Grow a brain and qut being cheap and just buy the damn Mac. Trust me you’re problems will be over.
http://www.apple.com/
To the 2.5 ppl who might be reading my blog sorry for the lack of posts. I’ve honestly just have had nothing to say and no desire to be funny about the nothing. But here’s some of the latest crap in my life…
1. My sister is filing for divorce or has? I’m not sure. Why you ask? Well because apparently I don’t get to know the details because I suck at being a sister. Now I could write on that subject for years but it’s too frustrating. I’m sad for my sister and it’s really not a good situation. Not that she’s being harmed in any sense of the word but she is very unhappy. Probably the unhappiest I have ever seen her but I cannot fix this problem and my advice is worth shit cause I’m the “little” sister who knows nothing. Bitter about that; yes. My family has asked me to “take one for the team” and call her to get screamed at for my supposed suckage. Anyone think that sounds like fun? I don’t.
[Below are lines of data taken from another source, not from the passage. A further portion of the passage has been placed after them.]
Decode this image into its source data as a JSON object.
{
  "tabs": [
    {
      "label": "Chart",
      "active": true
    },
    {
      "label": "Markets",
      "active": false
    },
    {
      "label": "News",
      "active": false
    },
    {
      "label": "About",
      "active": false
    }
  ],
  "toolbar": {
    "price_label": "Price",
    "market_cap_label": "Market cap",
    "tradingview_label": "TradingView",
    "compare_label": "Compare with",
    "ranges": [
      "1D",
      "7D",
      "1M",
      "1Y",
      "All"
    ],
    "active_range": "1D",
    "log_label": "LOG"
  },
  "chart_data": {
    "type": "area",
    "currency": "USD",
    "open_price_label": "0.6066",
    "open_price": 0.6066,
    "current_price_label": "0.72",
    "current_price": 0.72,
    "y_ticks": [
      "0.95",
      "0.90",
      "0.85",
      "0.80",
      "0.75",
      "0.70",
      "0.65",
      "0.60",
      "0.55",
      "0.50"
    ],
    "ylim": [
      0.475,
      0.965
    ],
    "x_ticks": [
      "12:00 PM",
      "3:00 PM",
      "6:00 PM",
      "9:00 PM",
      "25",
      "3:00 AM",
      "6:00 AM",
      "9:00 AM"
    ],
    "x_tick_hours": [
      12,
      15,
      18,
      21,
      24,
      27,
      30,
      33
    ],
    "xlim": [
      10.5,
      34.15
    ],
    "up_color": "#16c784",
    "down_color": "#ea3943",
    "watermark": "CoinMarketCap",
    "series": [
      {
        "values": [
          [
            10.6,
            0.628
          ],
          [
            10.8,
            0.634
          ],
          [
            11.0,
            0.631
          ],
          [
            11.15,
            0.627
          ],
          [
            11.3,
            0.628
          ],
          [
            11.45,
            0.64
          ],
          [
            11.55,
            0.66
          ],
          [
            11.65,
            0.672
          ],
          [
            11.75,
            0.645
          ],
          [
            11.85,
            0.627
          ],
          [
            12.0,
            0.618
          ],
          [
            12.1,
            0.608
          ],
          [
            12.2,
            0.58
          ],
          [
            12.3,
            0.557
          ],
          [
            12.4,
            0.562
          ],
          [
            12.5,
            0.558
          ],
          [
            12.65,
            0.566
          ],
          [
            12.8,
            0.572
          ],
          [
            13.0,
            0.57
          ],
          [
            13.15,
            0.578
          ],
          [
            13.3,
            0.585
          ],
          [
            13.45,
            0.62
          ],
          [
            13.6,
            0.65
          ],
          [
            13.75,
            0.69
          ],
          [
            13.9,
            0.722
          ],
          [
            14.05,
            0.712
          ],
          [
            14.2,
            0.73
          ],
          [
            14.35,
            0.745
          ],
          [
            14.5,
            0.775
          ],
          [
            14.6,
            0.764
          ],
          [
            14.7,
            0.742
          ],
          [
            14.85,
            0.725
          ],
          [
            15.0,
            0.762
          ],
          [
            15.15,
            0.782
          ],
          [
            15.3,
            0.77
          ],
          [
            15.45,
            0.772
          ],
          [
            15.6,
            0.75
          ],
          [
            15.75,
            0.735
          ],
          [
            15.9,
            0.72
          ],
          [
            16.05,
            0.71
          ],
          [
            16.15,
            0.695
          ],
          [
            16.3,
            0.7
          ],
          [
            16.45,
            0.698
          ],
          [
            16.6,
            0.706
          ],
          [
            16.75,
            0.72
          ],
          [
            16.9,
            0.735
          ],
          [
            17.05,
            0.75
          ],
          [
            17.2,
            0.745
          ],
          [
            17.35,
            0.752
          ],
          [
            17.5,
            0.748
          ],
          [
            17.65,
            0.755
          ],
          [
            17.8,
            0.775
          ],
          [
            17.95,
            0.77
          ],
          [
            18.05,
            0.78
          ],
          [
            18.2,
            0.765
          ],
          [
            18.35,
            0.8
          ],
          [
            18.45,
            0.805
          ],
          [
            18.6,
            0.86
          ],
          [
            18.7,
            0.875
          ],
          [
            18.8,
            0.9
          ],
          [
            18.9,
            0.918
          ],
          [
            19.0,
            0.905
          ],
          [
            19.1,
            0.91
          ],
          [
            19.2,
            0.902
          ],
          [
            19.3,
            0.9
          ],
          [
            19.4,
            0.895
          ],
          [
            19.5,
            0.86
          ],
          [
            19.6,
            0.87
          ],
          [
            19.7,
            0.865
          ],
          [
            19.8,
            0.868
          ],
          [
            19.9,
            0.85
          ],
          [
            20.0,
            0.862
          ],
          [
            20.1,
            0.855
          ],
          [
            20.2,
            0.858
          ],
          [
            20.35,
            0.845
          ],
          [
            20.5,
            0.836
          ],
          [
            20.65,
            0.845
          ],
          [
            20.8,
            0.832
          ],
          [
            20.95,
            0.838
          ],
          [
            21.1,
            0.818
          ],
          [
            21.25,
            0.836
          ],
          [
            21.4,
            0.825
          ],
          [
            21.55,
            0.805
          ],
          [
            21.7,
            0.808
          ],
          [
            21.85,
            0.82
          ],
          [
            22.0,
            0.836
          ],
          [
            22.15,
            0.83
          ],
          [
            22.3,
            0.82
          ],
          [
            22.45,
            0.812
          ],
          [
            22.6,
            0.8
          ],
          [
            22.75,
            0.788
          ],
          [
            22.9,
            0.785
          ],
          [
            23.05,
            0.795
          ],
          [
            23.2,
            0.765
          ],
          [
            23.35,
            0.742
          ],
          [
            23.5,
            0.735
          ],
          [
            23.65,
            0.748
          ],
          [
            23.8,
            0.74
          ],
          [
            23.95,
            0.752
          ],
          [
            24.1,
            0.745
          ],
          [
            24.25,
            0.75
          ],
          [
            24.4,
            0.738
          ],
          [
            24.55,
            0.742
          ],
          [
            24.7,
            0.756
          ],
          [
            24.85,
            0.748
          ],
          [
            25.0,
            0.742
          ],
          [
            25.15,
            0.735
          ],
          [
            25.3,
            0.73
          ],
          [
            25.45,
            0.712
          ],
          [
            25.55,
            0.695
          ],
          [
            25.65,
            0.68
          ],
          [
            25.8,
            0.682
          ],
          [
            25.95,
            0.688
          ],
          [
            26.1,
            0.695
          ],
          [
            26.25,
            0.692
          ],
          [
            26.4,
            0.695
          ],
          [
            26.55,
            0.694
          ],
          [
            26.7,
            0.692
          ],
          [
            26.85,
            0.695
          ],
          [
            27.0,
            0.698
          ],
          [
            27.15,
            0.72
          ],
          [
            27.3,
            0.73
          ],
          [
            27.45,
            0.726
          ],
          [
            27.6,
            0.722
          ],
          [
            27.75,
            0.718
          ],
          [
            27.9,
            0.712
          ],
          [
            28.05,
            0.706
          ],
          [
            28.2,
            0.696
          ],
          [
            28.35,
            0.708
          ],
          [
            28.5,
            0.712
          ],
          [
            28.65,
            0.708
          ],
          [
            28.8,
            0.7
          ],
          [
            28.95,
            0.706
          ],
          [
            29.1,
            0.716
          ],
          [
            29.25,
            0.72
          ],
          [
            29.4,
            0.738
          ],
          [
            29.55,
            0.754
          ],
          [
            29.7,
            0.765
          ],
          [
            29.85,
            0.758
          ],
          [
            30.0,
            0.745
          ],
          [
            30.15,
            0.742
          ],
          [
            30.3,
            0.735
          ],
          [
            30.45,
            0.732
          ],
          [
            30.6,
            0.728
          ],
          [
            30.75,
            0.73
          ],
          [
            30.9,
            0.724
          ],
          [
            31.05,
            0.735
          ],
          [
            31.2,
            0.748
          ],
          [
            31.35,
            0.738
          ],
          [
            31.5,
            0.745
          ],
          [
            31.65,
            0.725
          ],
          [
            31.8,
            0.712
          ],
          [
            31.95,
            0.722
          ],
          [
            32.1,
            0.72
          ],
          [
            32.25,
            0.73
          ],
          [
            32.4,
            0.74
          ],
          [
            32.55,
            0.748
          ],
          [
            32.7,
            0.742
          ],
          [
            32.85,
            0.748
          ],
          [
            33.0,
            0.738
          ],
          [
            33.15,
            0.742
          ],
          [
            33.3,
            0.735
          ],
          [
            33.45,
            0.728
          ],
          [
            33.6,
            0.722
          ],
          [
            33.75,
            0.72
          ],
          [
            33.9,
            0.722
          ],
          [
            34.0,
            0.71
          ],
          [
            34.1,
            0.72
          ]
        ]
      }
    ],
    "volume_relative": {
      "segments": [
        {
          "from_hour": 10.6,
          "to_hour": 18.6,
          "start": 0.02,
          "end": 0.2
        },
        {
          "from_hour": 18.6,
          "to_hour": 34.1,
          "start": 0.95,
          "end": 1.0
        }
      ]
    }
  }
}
2. I cannot read nor speak the following languages: Spanish, German, Swiss German, Polish, Portuguese, hebrew, Russian, Italian, French, Dutch, Chinese, Japanese or any other language. I never thought this would be such a problem in my life but now that I’ve started making international television it’s become the bane of my exsistence. I spent today attempting to read Polish while listening to an awful Russian pop star sing. By 6pm I wanted to rip my eyes out and go running around in circles in my office.
3. The Itching. I want to rip my skin off from the itching. Oh yes the itching but no rash that I’m now taking prescription drugs for and medicated lotion which isn’t working! For now the doctors think it’s from stress. Yes, my work, family, and sort of recent break up has manifested itself as me embarassingly clawing my arms and legs. It’s so bad that I cannot even stop doing it when it’s inapproporiate. Liek today while I sat in a meeting with my boss I couldn’t stop scartching my arms. He looked at me like I was some disease. The scary part? If this isn’t caused from stress then it could be kidney realated which is a death sentence to a diabetic. Not good. Keep your fingers crossed that it’s just stress from the ex.
Well none of that was funny now was it? Shit. I’m working on it.. Patience you 2.5 ppl.